North of Peru: Experience
Beyond Your Imagination
Kuelap Archaeological Complex is located in the province of Luya, in the Amazonas Region. This important archaeological site, was Cultural Heritage of Peru in 1998, and is inscribed on the tentative list of UNESCO to be named World Heritage Site. This site was the home where one of the country’s most important pre-Inca cultures lived: the Chachapoyas Culture.
The Archaeological Complex of Kuelap has an area of 460 hectares and contains a group of archaeological sites, such as the imposing fortress of Kuelap, made up of 420 circular buildings, divided into two sectors: under and high village. The highlights of the fortress are the stone friezes, the wall and the circular dwellings.

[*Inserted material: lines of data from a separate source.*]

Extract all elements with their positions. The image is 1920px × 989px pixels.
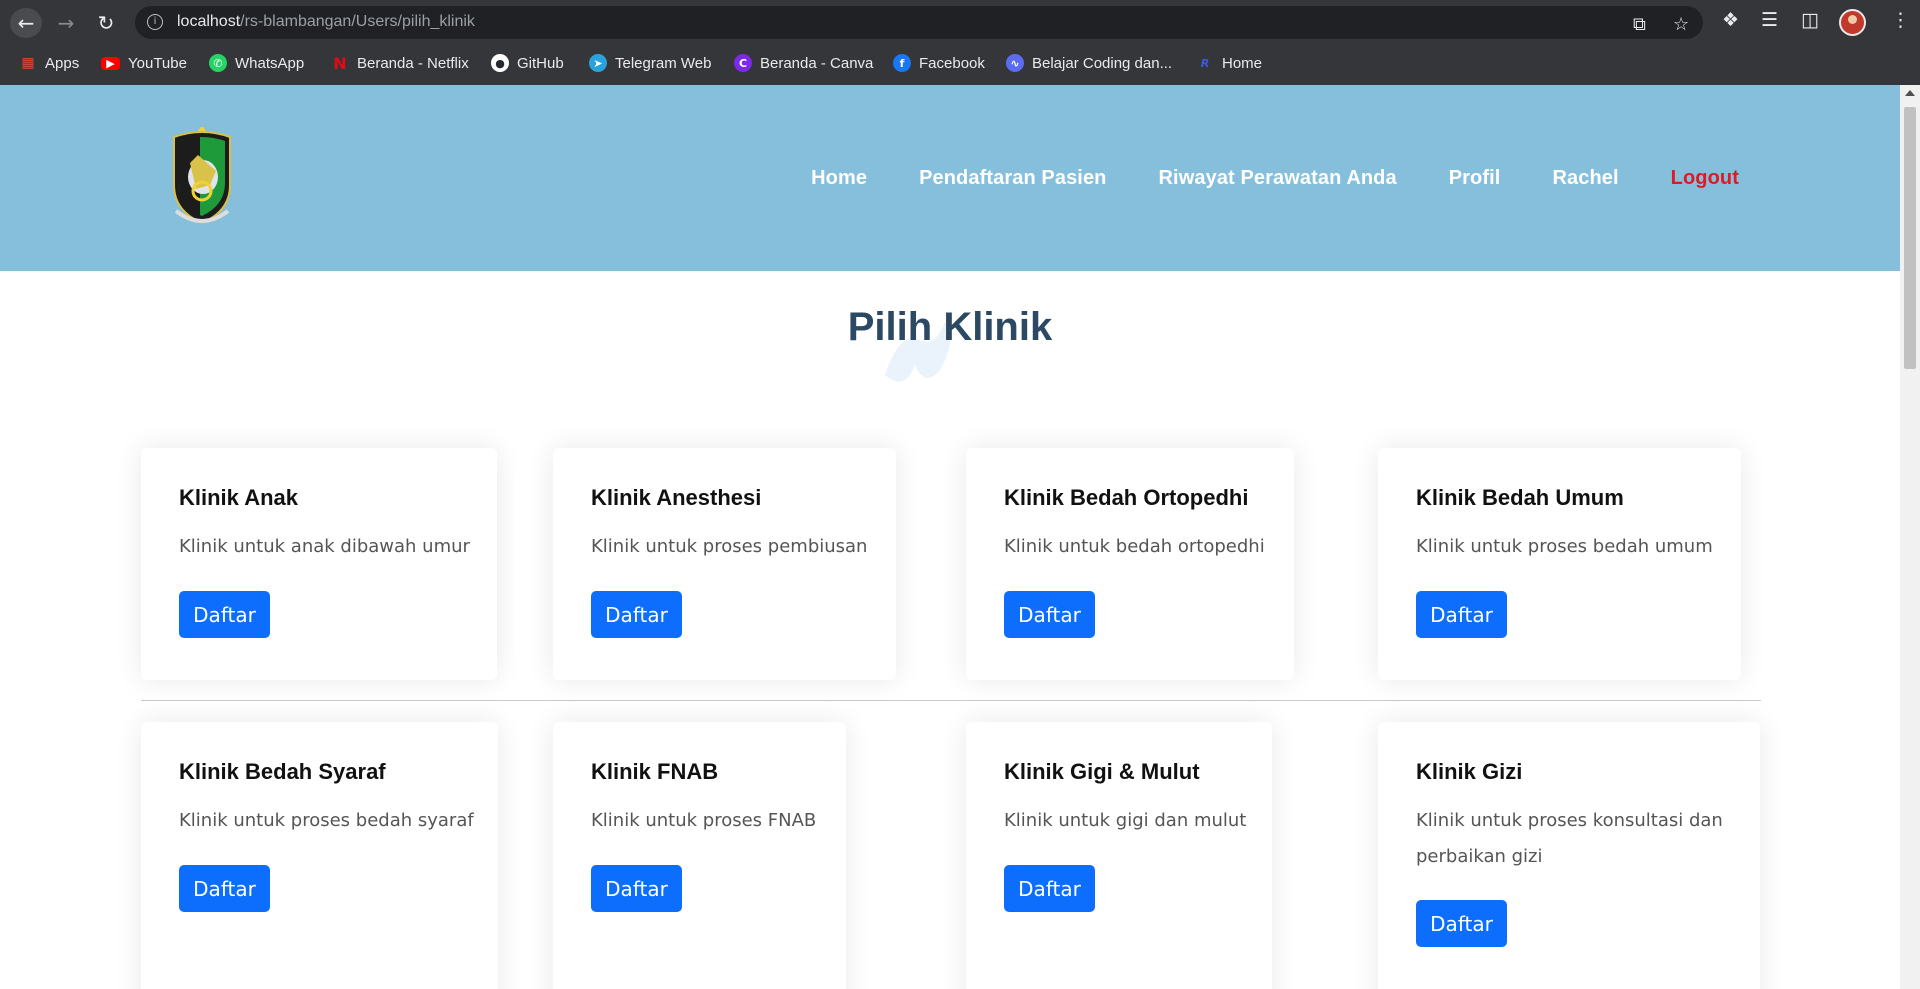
telegram-icon: ➤: [589, 54, 607, 72]
daftar-button[interactable]: Daftar: [179, 591, 270, 638]
clinic-name: Klinik Bedah Umum: [1416, 485, 1624, 510]
title-wrap: Pilih Klinik: [0, 305, 1900, 350]
row-divider: [141, 700, 1761, 701]
side-panel-icon[interactable]: ◫: [1801, 9, 1819, 31]
bookmark-facebook[interactable]: f Facebook: [893, 53, 985, 73]
profile-avatar[interactable]: [1839, 9, 1866, 36]
clinic-description: Klinik untuk proses FNAB: [591, 810, 817, 831]
bookmark-canva[interactable]: C Beranda - Canva: [734, 53, 873, 73]
address-bar[interactable]: i localhost/rs-blambangan/Users/pilih_kl…: [135, 6, 1703, 39]
apps-grid-icon: ▦: [21, 55, 35, 71]
clinic-card: Klinik Gigi & Mulut Klinik untuk gigi da…: [966, 722, 1272, 989]
bookmark-netflix[interactable]: N Beranda - Netflix: [331, 53, 469, 73]
clinic-name: Klinik Gizi: [1416, 759, 1523, 784]
bookmark-label: Beranda - Netflix: [357, 54, 469, 72]
clinic-name: Klinik Anesthesi: [591, 485, 762, 510]
dicoding-icon: ∿: [1006, 54, 1024, 72]
scrollbar-thumb[interactable]: [1904, 107, 1916, 369]
site-info-icon[interactable]: i: [147, 14, 163, 30]
bookmark-label: GitHub: [517, 54, 564, 72]
clinic-name: Klinik Anak: [179, 485, 298, 510]
clinic-card: Klinik Anak Klinik untuk anak dibawah um…: [141, 448, 497, 680]
clinic-card: Klinik Bedah Umum Klinik untuk proses be…: [1378, 448, 1741, 680]
clinic-name: Klinik Gigi & Mulut: [1004, 759, 1200, 784]
clinic-card: Klinik FNAB Klinik untuk proses FNAB Daf…: [553, 722, 846, 989]
url-path: /rs-blambangan/Users/pilih_klinik: [240, 13, 475, 30]
bookmark-home[interactable]: R Home: [1196, 53, 1262, 73]
bookmark-label: Apps: [45, 54, 80, 72]
whatsapp-icon: ✆: [209, 54, 227, 72]
netflix-icon: N: [333, 53, 347, 73]
browser-toolbar: ← → ↻ i localhost/rs-blambangan/Users/pi…: [0, 0, 1920, 45]
nav-user-name[interactable]: Rachel: [1552, 167, 1618, 190]
bookmark-label: Telegram Web: [615, 54, 712, 72]
daftar-button[interactable]: Daftar: [1416, 900, 1507, 947]
bookmarks-bar: ▦ Apps ▶ YouTube ✆ WhatsApp N Beranda - …: [0, 48, 1920, 78]
daftar-button[interactable]: Daftar: [1416, 591, 1507, 638]
forward-arrow-icon[interactable]: →: [50, 8, 82, 38]
bookmark-youtube[interactable]: ▶ YouTube: [101, 53, 187, 73]
main-nav: Home Pendaftaran Pasien Riwayat Perawata…: [811, 167, 1739, 190]
more-menu-icon[interactable]: ⋮: [1891, 9, 1910, 31]
page-scrollbar[interactable]: [1900, 85, 1920, 989]
clinic-description: Klinik untuk gigi dan mulut: [1004, 810, 1247, 831]
nav-logout[interactable]: Logout: [1671, 167, 1739, 190]
back-arrow-icon[interactable]: ←: [10, 8, 42, 38]
reload-icon[interactable]: ↻: [90, 8, 122, 38]
clinic-name: Klinik FNAB: [591, 759, 719, 784]
clinic-description: Klinik untuk proses konsultasi dan perba…: [1416, 810, 1723, 867]
canva-icon: C: [734, 54, 752, 72]
clinic-card: Klinik Bedah Ortopedhi Klinik untuk beda…: [966, 448, 1294, 680]
clinic-description: Klinik untuk proses bedah umum: [1416, 536, 1713, 557]
clinic-card: Klinik Gizi Klinik untuk proses konsulta…: [1378, 722, 1760, 989]
nav-pendaftaran-pasien[interactable]: Pendaftaran Pasien: [919, 167, 1106, 190]
bookmark-label: YouTube: [128, 54, 187, 72]
github-icon: ●: [491, 54, 509, 72]
youtube-icon: ▶: [101, 56, 120, 70]
scroll-up-arrow-icon[interactable]: [1905, 90, 1915, 96]
hospital-logo[interactable]: [170, 127, 234, 227]
facebook-icon: f: [893, 54, 911, 72]
nav-profil[interactable]: Profil: [1449, 167, 1501, 190]
url-host: localhost: [177, 13, 241, 30]
share-icon[interactable]: ⧉: [1633, 14, 1646, 35]
bookmark-label: Home: [1222, 54, 1263, 72]
extensions-puzzle-icon[interactable]: ❖: [1722, 9, 1739, 31]
daftar-button[interactable]: Daftar: [591, 865, 682, 912]
clinic-description: Klinik untuk proses bedah syaraf: [179, 810, 474, 831]
bookmark-apps[interactable]: ▦ Apps: [19, 53, 79, 73]
clinic-name: Klinik Bedah Ortopedhi: [1004, 485, 1249, 510]
clinic-description: Klinik untuk anak dibawah umur: [179, 536, 470, 557]
daftar-button[interactable]: Daftar: [1004, 865, 1095, 912]
page-title: Pilih Klinik: [847, 305, 1053, 349]
clinic-name: Klinik Bedah Syaraf: [179, 759, 386, 784]
daftar-button[interactable]: Daftar: [179, 865, 270, 912]
bookmark-telegram[interactable]: ➤ Telegram Web: [589, 53, 711, 73]
address-url[interactable]: localhost/rs-blambangan/Users/pilih_klin…: [177, 13, 475, 31]
browser-chrome: ← → ↻ i localhost/rs-blambangan/Users/pi…: [0, 0, 1920, 85]
bookmark-label: Belajar Coding dan...: [1032, 54, 1173, 72]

“Ruta Moche” destination, located on the northern coast of Peru, which mainly covers the regions of La Libertad and Lambayeque. It comprises attractions of cultural and natural importance, such as pre-Inca archaeological sites of Chan Chan Archaeological Complex, “Huaca Rajada - Sipan”, Sican and the Tucume Pyramids; and natural protected areas such as the Private Conservation Area of Chaparri, and the Pomac Forest Historical Sanctuary, among others. This destination also stands out for its cuisine with a variety of flavors and for the quality of its ingredients. Because of these characteristics, it is one of Peru’s destinations that motivates a large number of visitor arrivals. In 2011, the World Tourism Organization the Ruta Moche with a UNWTO Ulysses Award for Innovation in Governance, highlighting that this corridor will become the second most important tourism destination of Peru.
It is a cultural tourist destination where tourists can experience the ancient Pre-Hispanic traditions of The Moche or Mochica culture (100-750 BC), which remain to this day and are reflected on its archaeological complexes, its exquisite cuisine, living culture, pottery, jewelry, mysticism, its working people, the beauty of its beaches, landscapes and biological diversity of dry forests. All of this factor provide the Moche Route with own identity. These share the same territory, language, customs, funerary practices, technologies food, shelter, housing and cultural value of ecological diversity geographical areas through the millennia. The archaeological complex of Tucume, also known as “The Valley of the Pyramids”, district of Tucume, Lambayeque region is located at 35 km from the city of Chiclayo, capital of this region. It is one of the most important prehistoric monuments of the Moche Route. It has a extension of 220 hectares comprised of houses twenty-six (26) Pre-Hispanic pyramids of considerable size and located in a well preserved dry forest. In this sense, Tucume is one of the largest and most impressive archaeological sites in Peru and South America. The pyramids excavations began in 1989, and in 1993 the Museum of Tucume is inaugurated. This museum is shelter of the archaeological collections found since the beginning of the excavations until 1994. The construction can be distinguished from other museums in the region because it was built using local materials and traditional techniques. In the museum, local scientists are developing protection and conservation tasks of the archaeological and cultural heritage of Tucume
This museum is one of the most visited cultural spaces in Lambayeque region and has consolidated as one of the main attractions and the principal reason of visiting the region for the international and domestic tourists, who enjoy learning about the Moche culture, its significance and way of life. Its attractiveness is based on the archaeological collection that includes ethnographic objects, mainly ceramics, textile and materials associated with traditional shaman’s ceremonies, showing a thread of continuity between local people of the past and present, linked to gastronomy, textile, handicrafts, jewelry, mysticism and beliefs.